Question

How do you determine if $\sec x.\tan x$ is an even or odd function?

Answer 1

A function $f\left( x \right)$ is said to be even, if it satisfies $f\left( x \right)=f\left( -x \right).$ A function is said to be odd, if it satisfies $f\left( -x \right)=-f\left( x \right).$ We use these conditions to check if the given trigonometric function is even or odd.

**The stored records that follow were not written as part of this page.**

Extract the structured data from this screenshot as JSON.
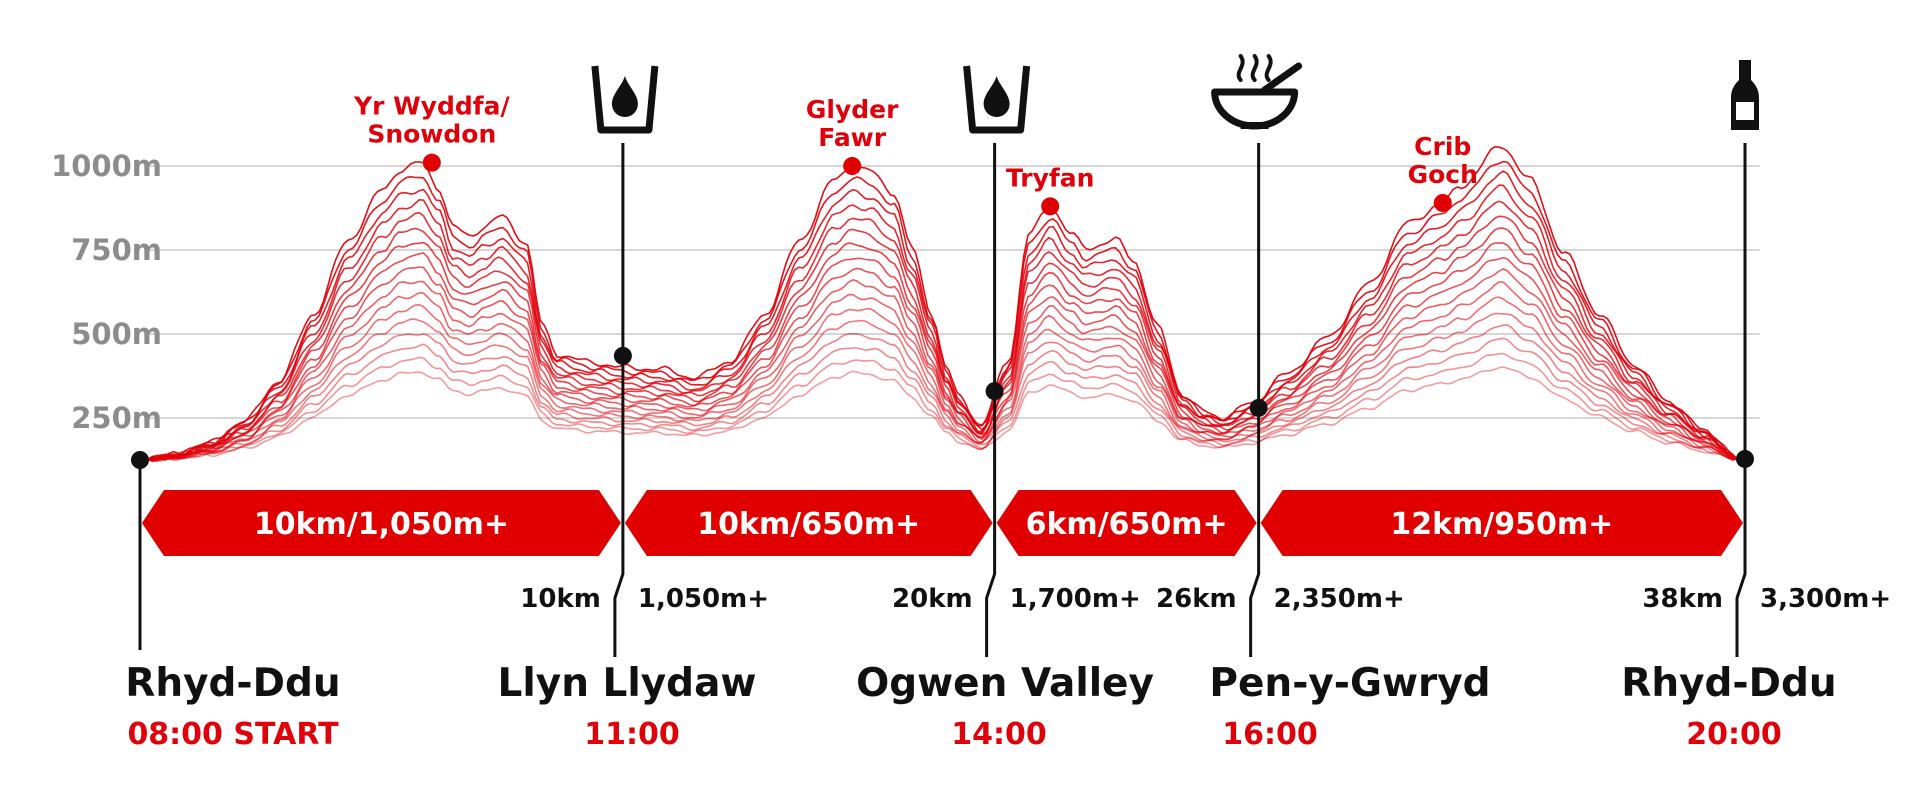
{
  "colors": {
    "accent": "#e00000",
    "line": "#e0000a",
    "ink": "#111111",
    "grid": "#d6d6d6",
    "tick": "#8c8c8c"
  },
  "chart_data": {
    "type": "area",
    "x_unit": "km",
    "y_unit": "m",
    "ylim": [
      120,
      1060
    ],
    "yticks": [
      250,
      500,
      750,
      1000
    ],
    "ytick_labels": [
      "250m",
      "500m",
      "750m",
      "1000m"
    ],
    "grid": true,
    "profile": [
      [
        0,
        125
      ],
      [
        1,
        140
      ],
      [
        2,
        175
      ],
      [
        3,
        240
      ],
      [
        4,
        360
      ],
      [
        5,
        560
      ],
      [
        6,
        780
      ],
      [
        7,
        930
      ],
      [
        7.5,
        990
      ],
      [
        8.1,
        1010
      ],
      [
        8.6,
        935
      ],
      [
        9,
        820
      ],
      [
        9.5,
        790
      ],
      [
        9.9,
        820
      ],
      [
        10.4,
        850
      ],
      [
        11.1,
        775
      ],
      [
        11.6,
        520
      ],
      [
        12,
        440
      ],
      [
        13,
        415
      ],
      [
        14,
        400
      ],
      [
        15,
        395
      ],
      [
        16,
        370
      ],
      [
        17,
        420
      ],
      [
        18,
        560
      ],
      [
        19,
        780
      ],
      [
        20,
        960
      ],
      [
        20.5,
        1000
      ],
      [
        21,
        985
      ],
      [
        21.7,
        920
      ],
      [
        22.2,
        760
      ],
      [
        22.8,
        560
      ],
      [
        23.2,
        400
      ],
      [
        23.6,
        310
      ],
      [
        24.2,
        225
      ],
      [
        25,
        420
      ],
      [
        25.6,
        800
      ],
      [
        26.2,
        880
      ],
      [
        26.8,
        800
      ],
      [
        27.2,
        755
      ],
      [
        28.1,
        780
      ],
      [
        28.6,
        720
      ],
      [
        29.3,
        520
      ],
      [
        30,
        320
      ],
      [
        30.6,
        270
      ],
      [
        31.2,
        250
      ],
      [
        32,
        295
      ],
      [
        33,
        380
      ],
      [
        34.2,
        490
      ],
      [
        35.4,
        650
      ],
      [
        36.5,
        830
      ],
      [
        37.5,
        890
      ],
      [
        38,
        940
      ],
      [
        39.2,
        1060
      ],
      [
        40,
        960
      ],
      [
        41,
        740
      ],
      [
        42,
        560
      ],
      [
        43,
        410
      ],
      [
        44,
        300
      ],
      [
        45,
        215
      ],
      [
        46,
        130
      ]
    ],
    "contours": 17,
    "peaks": [
      {
        "x": 8.4,
        "y": 1010,
        "label": [
          "Yr Wyddfa/",
          "Snowdon"
        ]
      },
      {
        "x": 20.5,
        "y": 1000,
        "label": [
          "Glyder",
          "Fawr"
        ]
      },
      {
        "x": 26.2,
        "y": 880,
        "label": [
          "Tryfan"
        ]
      },
      {
        "x": 37.5,
        "y": 890,
        "label": [
          "Crib",
          "Goch"
        ]
      }
    ],
    "stops": [
      {
        "name": "Rhyd-Ddu",
        "time": "08:00 START",
        "x": 0,
        "y": 125,
        "dist": "",
        "gain": "",
        "icon": ""
      },
      {
        "name": "Llyn Llydaw",
        "time": "11:00",
        "x": 13.9,
        "y": 435,
        "dist": "10km",
        "gain": "1,050m+",
        "icon": "water-cup-icon"
      },
      {
        "name": "Ogwen Valley",
        "time": "14:00",
        "x": 24.6,
        "y": 330,
        "dist": "20km",
        "gain": "1,700m+",
        "icon": "water-cup-icon"
      },
      {
        "name": "Pen-y-Gwryd",
        "time": "16:00",
        "x": 32.2,
        "y": 280,
        "dist": "26km",
        "gain": "2,350m+",
        "icon": "soup-bowl-icon"
      },
      {
        "name": "Rhyd-Ddu",
        "time": "20:00",
        "x": 46.2,
        "y": 128,
        "dist": "38km",
        "gain": "3,300m+",
        "icon": "bottle-icon"
      }
    ],
    "segments": [
      "10km/1,050m+",
      "10km/650m+",
      "6km/650m+",
      "12km/950m+"
    ]
  }
}
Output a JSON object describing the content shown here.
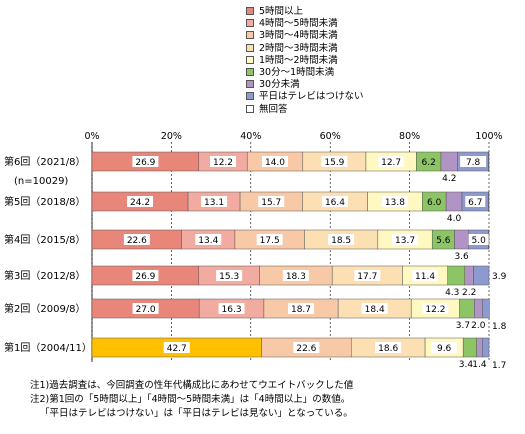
{
  "chart_data": {
    "type": "bar",
    "orientation": "horizontal",
    "stacked": true,
    "xlim": [
      0,
      100
    ],
    "x_ticks": [
      "0%",
      "20%",
      "40%",
      "60%",
      "80%",
      "100%"
    ],
    "categories": [
      {
        "label": "第6回（2021/8）",
        "sublabel": "(n=10029)"
      },
      {
        "label": "第5回（2018/8）",
        "sublabel": ""
      },
      {
        "label": "第4回（2015/8）",
        "sublabel": ""
      },
      {
        "label": "第3回（2012/8）",
        "sublabel": ""
      },
      {
        "label": "第2回（2009/8）",
        "sublabel": ""
      },
      {
        "label": "第1回（2004/11）",
        "sublabel": ""
      }
    ],
    "series": [
      {
        "name": "5時間以上",
        "color": "#E8867A",
        "values": [
          26.9,
          24.2,
          22.6,
          26.9,
          27.0,
          null
        ]
      },
      {
        "name": "4時間～5時間未満",
        "color": "#F2ABA0",
        "values": [
          12.2,
          13.1,
          13.4,
          15.3,
          16.3,
          null
        ]
      },
      {
        "name": "3時間～4時間未満",
        "color": "#F8C9A6",
        "values": [
          14.0,
          15.7,
          17.5,
          18.3,
          18.7,
          22.6
        ]
      },
      {
        "name": "2時間～3時間未満",
        "color": "#FCE0B4",
        "values": [
          15.9,
          16.4,
          18.5,
          17.7,
          18.4,
          18.6
        ]
      },
      {
        "name": "1時間～2時間未満",
        "color": "#FFF8C0",
        "values": [
          12.7,
          13.8,
          13.7,
          11.4,
          12.2,
          9.6
        ]
      },
      {
        "name": "30分～1時間未満",
        "color": "#8DC466",
        "values": [
          6.2,
          6.0,
          5.6,
          4.3,
          3.7,
          3.4
        ]
      },
      {
        "name": "30分未満",
        "color": "#B294C4",
        "values": [
          4.2,
          4.0,
          3.6,
          2.2,
          2.0,
          1.4
        ]
      },
      {
        "name": "平日はテレビはつけない",
        "color": "#8C9AD0",
        "values": [
          7.8,
          6.7,
          5.0,
          3.9,
          1.8,
          1.7
        ]
      },
      {
        "name": "無回答",
        "color": "#FFFFFF",
        "values": [
          0.1,
          0.1,
          0.1,
          0.0,
          0.0,
          0.0
        ]
      }
    ],
    "combined_series": {
      "name": "5時間以上+4時間～5時間未満",
      "color": "#FFC000",
      "values": [
        null,
        null,
        null,
        null,
        null,
        42.7
      ]
    },
    "legend_position": "top-right",
    "grid": true
  },
  "notes": [
    "注1)過去調査は、今回調査の性年代構成比にあわせてウエイトバックした値",
    "注2)第1回の「5時間以上」「4時間～5時間未満」は「4時間以上」の数値。",
    "「平日はテレビはつけない」は「平日はテレビは見ない」となっている。"
  ]
}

Complete step by step answer:
Let us take the given function $\sec x.\tan x$ into consideration.
Suppose that $f\left( x \right)=\sec x.\tan x$
Now we have to check if this function $f\left( x \right)$ is an even or odd function.
For that we use the following conditions:
A function $f\left( x \right)$ is said to be an even function if it satisfies the requirement, which is given as $f\left( -x \right)=f\left( x \right).$
A function $f\left( x \right)$ is said to be an odd function if it satisfies the requirement, which is given as $f\left( -x \right)=-f\left( x \right).$
So, here, we have to check if the function $f\left( x \right)=\sec x.\tan x$ satisfies either of the above conditions.
First, let us verify the condition for the function.
That is, if $f\left( -x \right)=f\left( x \right)$ is satisfied.
Now,
$\Rightarrow f\left( x \right)=\sec x.\tan x$
We know that $\sec x=\dfrac{1}{\cos x}$ and $\tan x=\dfrac{\sin x}{\cos x}.$
Also, we have learnt that $\cos x$ is even and $\sin x$ is odd.
That is, $\cos \left( -x \right)=\cos x$ and $\sin \left( -x \right)=-\sin x.$
Now we take,
$\Rightarrow f\left( -x \right)=\sec \left( -x \right)\tan \left( -x \right)$
We are using the above written facts,
$\Rightarrow f\left( -x \right)=\dfrac{1}{\cos \left( -x \right)}\dfrac{\sin \left( -x \right)}{\cos \left( -x \right)}.$
Using the above identities will give us,
$\Rightarrow f\left( -x \right)=\dfrac{1}{\cos x}\dfrac{-\sin x}{\cos x}.$
We are allowed to write this as,
$\Rightarrow f\left( -x \right)=-\dfrac{1}{\cos x}\dfrac{\sin x}{\cos x}.$
That is,
$\Rightarrow f\left( -x \right)=-\sec x.\tan x.$
We know that $-f\left( x \right)=-\sec x\tan x.$
We see that $-f\left( x \right)=f\left( -x \right).$
That is, the function satisfies the condition for an even function.
So, we do not have to check the condition for an odd function.
Hence, the given function $\sec x\tan x$ is an even function.

Note:
Since $\sec x=\dfrac{1}{\cos x},$ $\tan x=\dfrac{\sin x}{\cos x},$ $\cos \left( -x \right)=\cos x$ and $\sin \left( -x \right)=-\sin x,$ we are led to an important fact that $\sec \left( -x \right)=\dfrac{1}{\cos \left( -x \right)}=\dfrac{1}{\cos x}=\sec x.$ Also, $\tan \left( -x \right)=\dfrac{\sin \left( -x \right)}{\cos \left( -x \right)}=\dfrac{-\sin x}{\cos x}=-\tan x.$
That is, from above, we can see that $\sec x$ is an even function and $\tan x$ is an odd function.
Therefore, it is clear that the given function $f\left( x \right)=\sec x\tan x$ is a product of an even and an odd function.
Hence, it is proved that the given function, being a product of an even and odd functions, is an even function.